LOUISVILLE, Ky. (WDRB) -- Tyler Edwards had scholarship offers to wrestle and play football in college. But with a list of automotive certifications under his belt, the 18-year-old Southern High School senior is poised to jump directly into the workforce after he graduates next month.
He’s been told that in three years, he may earn up to $35 an hour repairing diesel engines.
Edwards has been working as an engine technician at Palmer Trucks for seven months, and they’ve already assured him that a full-time job is waiting once he gets his diploma in a matter of weeks. The promise of a job has him feeling “secure” as he begins his career.
“I have a plan after high school, and I’ll be taken care of as long as I do my job,” Edwards said Friday as his fellow classmates milled about at Southern’s job fair. “And I’ll be bringing home a check every week.”
Edwards is one of many Jefferson County Public Schools students who are exiting high school with full-time jobs or internships lined up after completing the Academies of Louisville program, which is wrapping up its second year.
At Southern, 67 students in the school’s automotive engineering academy were recognized for certifications they received during the 2018-19 school year. Afterward, the school held a job fair that included employers like Ford and Neil Huffman Automotive Group so those still looking for work can network with prospective employers.
Earlier Friday, Jeffersontown High School held its first ever college and career signing day to recognize those who have accepted athletic scholarships as well as 14 seniors and juniors who have received jobs, internships or co-op opportunities through the school’s Academies of Louisville program.
Sherae Brackens, an 18-year-old senior at Jeffersontown, received a full ride to Morehead State University, but before she makes the roughly two-hour trek east on Interstate 64, she’ll be an intern in Brown-Forman’s human resources department for the summer.
It’ll give her some money to pad her savings and, if all goes well, additional opportunities. Brackens, a participant in Jeffersontown’s business and health science academy who wants to open her own dance studio one day, says she will help Brown-Forman develop new ways to onboard employees as they’re hired at the company.
“I was told if I’m really good at what I do in that position, then I can do projects while I’m at school as well,” she said.
Another Jeffersontown senior, Evan Hunt, is going to work in welding and fabricating for CEPEDA Associates, a U.S. Department of Defense provider.

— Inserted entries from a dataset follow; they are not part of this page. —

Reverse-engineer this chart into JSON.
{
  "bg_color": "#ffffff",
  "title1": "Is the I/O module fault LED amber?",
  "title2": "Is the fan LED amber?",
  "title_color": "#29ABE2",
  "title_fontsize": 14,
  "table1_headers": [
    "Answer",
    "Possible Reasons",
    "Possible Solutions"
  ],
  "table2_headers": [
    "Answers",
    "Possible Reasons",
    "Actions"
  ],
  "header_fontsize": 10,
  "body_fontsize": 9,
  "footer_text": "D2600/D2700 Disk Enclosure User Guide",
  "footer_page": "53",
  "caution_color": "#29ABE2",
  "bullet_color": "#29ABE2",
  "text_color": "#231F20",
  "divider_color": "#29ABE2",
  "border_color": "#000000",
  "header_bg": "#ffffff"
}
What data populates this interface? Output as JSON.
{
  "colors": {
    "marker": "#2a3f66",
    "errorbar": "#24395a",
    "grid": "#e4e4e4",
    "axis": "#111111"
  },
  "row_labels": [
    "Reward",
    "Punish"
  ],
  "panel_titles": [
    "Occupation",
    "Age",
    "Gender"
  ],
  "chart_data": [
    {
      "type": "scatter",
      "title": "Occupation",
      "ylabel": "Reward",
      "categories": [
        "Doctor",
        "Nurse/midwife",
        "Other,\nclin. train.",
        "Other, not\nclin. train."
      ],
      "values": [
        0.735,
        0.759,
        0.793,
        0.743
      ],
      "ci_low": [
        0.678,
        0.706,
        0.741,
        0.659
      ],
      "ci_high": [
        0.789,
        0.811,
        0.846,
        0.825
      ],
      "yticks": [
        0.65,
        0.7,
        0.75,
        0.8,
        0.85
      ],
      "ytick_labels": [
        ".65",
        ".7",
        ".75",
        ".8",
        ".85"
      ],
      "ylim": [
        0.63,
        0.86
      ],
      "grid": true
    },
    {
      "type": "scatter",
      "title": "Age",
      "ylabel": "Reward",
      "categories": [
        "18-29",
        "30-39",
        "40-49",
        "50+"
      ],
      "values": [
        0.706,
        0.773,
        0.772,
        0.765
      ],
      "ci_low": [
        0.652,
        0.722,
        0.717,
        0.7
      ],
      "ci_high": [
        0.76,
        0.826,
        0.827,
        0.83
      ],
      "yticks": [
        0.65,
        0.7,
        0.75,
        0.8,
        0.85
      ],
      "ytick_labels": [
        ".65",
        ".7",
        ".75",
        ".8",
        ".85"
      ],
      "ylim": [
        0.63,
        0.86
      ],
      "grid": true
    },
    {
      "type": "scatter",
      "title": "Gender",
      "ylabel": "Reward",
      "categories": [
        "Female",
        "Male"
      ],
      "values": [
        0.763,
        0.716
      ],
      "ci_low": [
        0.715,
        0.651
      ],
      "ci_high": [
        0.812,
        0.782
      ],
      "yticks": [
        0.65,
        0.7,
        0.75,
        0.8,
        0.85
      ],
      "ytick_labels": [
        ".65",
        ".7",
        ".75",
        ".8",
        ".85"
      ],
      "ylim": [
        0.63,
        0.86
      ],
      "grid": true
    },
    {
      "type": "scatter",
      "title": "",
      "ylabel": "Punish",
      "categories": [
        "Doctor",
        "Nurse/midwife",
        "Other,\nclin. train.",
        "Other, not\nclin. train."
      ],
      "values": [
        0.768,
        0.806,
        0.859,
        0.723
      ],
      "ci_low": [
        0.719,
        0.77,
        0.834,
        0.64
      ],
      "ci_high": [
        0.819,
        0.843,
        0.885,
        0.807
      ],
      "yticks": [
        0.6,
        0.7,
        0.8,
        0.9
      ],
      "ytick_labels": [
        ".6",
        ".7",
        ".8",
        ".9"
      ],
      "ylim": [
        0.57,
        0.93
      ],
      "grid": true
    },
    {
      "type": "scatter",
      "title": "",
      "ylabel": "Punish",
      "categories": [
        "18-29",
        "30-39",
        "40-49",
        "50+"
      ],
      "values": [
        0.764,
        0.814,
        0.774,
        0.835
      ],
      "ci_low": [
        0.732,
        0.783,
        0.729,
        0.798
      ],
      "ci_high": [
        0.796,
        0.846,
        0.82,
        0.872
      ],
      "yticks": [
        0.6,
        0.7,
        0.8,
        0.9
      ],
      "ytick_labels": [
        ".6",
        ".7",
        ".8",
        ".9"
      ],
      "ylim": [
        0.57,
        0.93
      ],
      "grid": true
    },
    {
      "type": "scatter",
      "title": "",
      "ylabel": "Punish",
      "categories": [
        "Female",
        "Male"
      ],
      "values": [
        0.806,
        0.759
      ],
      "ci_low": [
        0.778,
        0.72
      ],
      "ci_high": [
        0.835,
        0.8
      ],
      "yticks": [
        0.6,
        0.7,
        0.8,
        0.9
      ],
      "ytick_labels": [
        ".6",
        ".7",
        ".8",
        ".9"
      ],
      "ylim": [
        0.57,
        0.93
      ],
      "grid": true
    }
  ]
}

Hunt says the company builds specialized, complex equipment for the U.S. Navy, such as life-support systems for submarines that he described as “amazing.”
“I am really fortunate that I was able to get this job,” said Hunt, who will earn between $18 and $20 per hour starting out. “I was able to have my instructor help me make these connections.”
Those who are readying for jobs or internships won’t be going far for work, part of the Academies of Louisville program’s aim at developing a local workforce. Last year, 50.2 percent of JCPS graduates were ready to transition from high school and just 18 percent were ready to enter the workforce after graduation, according to state testing data.
Nearing the end of its second year at JCPS, teachers in the program say it’s shown a lot progress in a short amount of time.
“I think just knowing that they definitely have a plan and we don’t have to worry about them once they graduate is awesome,” Ashley Drager, Jeffersontown’s academy coach, told WDRB News Friday. “In so many of their cases, they’re going to be making great money, and they have opportunities that I don’t know that they would have known about had their teacher not guided them in the right direction, had the community not rallied around them.”
John Owen, an auto tech instructor at Southern, said this school year was “one of the best” in terms of the number of certifications his students obtained and that Friday’s job fair was “the biggest one we’ve ever had.”
“This industry is in need of technicians and mechanics so bad,” he said. “It’s just a natural fit for the business people to come out and recognize this. They need people. We have people ready to go.”
Even though college isn’t in some of his students’ immediate plans, Owen says postsecondary work may still be in the future for some.
“The job market’s so competitive that these employers are wanting to pay for their school,” he said.
Trevin Boone, a senior at Southern, has been offered a job at Bluegrass Collision after graduation. That was his co-op experience this year, and his work there has been focused on auto body work, including restoring classic cars.
Boone makes $10 an hour as a co-op student now, but that figure will jump to around $13 or $15 per hour once he starts full-time work, he said. He noted that owners of classic cars are willing to pay top dollar to maintain or restore their vehicles to pristine condition.
Boone and Edwards see plenty of local job opportunities on the horizon for themselves and their peers with auto certifications.
“You’re always going to have cars,” Boone said. “You’re always going to have something that’s going to be wrecked. Who’s going to fix it? That’s where we come in.”
“Something that you’re always going to need is a mechanic or somebody to work on the body of a car,” Edwards said. “It’s just like a doctor. We need doctors to stay alive. We need mechanics and body people to stay on the road and look good.”